ECLI:NL:CRVB:2016:1328
Centrale Raad van Beroep
- Hoger beroep
- Rechtspraak.nl
Hoger beroep inzake dagloonbesluit werknemersverzekeringen en buitengewoon verlof
In deze zaak gaat het om een hoger beroep van appellant, die als rechercheur werkzaam was bij de politieregio [regio]. Appellant kreeg op 10 mei 2010 buitengewoon verlof verleend door zijn werkgever in verband met een strafrechtelijk onderzoek. Gedurende dit verlof ontving hij geen (vaste) operationele toelage en geen piketvergoeding. Na beëindiging van het verlof, op 15 april 2011, viel appellant uit voor zijn werkzaamheden wegens psychische klachten en vroeg hij op 21 januari 2013 een uitkering aan op grond van de Wet werk en inkomen naar arbeidsvermogen (Wet WIA). Het Uwv kende hem een loongerelateerde WGA-uitkering toe, waarbij het dagloon werd vastgesteld op € 156,40.
Appellant maakte bezwaar tegen de hoogte van het vastgestelde dagloon, omdat het Uwv geen rekening had gehouden met zijn (vaste) operationele toelage en piketvergoeding. Het bezwaar werd ongegrond verklaard, en de rechtbank Limburg bevestigde deze beslissing. In hoger beroep herhaalde appellant zijn standpunt, waarbij hij stelde dat het door het Uwv vastgestelde dagloon geen redelijke weerspiegeling vormde van zijn welvaartsniveau, aangezien hij voor en na de referteperiode een hoger inkomen had.

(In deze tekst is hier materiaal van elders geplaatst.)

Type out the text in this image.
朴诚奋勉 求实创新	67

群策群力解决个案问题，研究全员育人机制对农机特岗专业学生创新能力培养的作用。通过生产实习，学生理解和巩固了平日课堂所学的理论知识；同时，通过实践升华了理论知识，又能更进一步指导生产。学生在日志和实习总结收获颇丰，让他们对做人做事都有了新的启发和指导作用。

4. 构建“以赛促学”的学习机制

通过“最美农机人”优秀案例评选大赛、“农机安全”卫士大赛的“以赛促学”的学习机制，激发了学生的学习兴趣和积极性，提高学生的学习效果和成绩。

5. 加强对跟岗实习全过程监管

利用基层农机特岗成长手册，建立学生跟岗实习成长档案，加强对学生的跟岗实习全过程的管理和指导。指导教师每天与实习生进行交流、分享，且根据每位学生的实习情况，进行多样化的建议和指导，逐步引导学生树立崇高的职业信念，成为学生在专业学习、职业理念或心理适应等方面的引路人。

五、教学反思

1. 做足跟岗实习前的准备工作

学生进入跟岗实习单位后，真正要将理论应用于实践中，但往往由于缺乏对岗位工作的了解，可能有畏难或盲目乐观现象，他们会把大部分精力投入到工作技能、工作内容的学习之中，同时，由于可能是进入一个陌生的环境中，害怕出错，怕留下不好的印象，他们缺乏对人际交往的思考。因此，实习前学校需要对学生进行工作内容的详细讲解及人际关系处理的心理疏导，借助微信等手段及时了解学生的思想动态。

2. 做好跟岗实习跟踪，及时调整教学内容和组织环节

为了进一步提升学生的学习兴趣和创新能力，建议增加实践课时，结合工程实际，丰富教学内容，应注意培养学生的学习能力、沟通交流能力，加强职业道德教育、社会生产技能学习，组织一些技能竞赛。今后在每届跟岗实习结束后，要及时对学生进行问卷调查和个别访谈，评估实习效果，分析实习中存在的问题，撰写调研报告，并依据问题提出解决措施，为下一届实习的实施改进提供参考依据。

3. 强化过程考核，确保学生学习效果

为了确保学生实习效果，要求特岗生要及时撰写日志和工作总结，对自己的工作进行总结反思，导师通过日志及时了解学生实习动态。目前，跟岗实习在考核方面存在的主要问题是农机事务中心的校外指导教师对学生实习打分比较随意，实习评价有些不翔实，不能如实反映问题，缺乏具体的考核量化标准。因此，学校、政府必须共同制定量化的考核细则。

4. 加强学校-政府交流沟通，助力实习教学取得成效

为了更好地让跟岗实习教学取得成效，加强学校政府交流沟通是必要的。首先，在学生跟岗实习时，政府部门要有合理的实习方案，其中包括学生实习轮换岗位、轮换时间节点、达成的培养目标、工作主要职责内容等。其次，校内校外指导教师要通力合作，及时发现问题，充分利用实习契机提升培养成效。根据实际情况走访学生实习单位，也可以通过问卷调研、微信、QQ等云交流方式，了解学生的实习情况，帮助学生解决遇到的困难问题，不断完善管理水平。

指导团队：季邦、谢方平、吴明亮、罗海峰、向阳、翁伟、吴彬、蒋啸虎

De Centrale Raad van Beroep oordeelde dat het Uwv het dagloon terecht had gebaseerd op het loon dat appellant in de referteperiode had genoten. De Raad bevestigde dat het buitengewoon verlof geen verlof was zoals omschreven in het Besluit dagloonregels werknemersverzekeringen (BDW), omdat het verlof een ordemaatregel betrof in afwachting van de uitkomst van het strafrechtelijk onderzoek. De Raad concludeerde dat het hoger beroep van appellant niet slaagde en bevestigde de aangevallen uitspraak.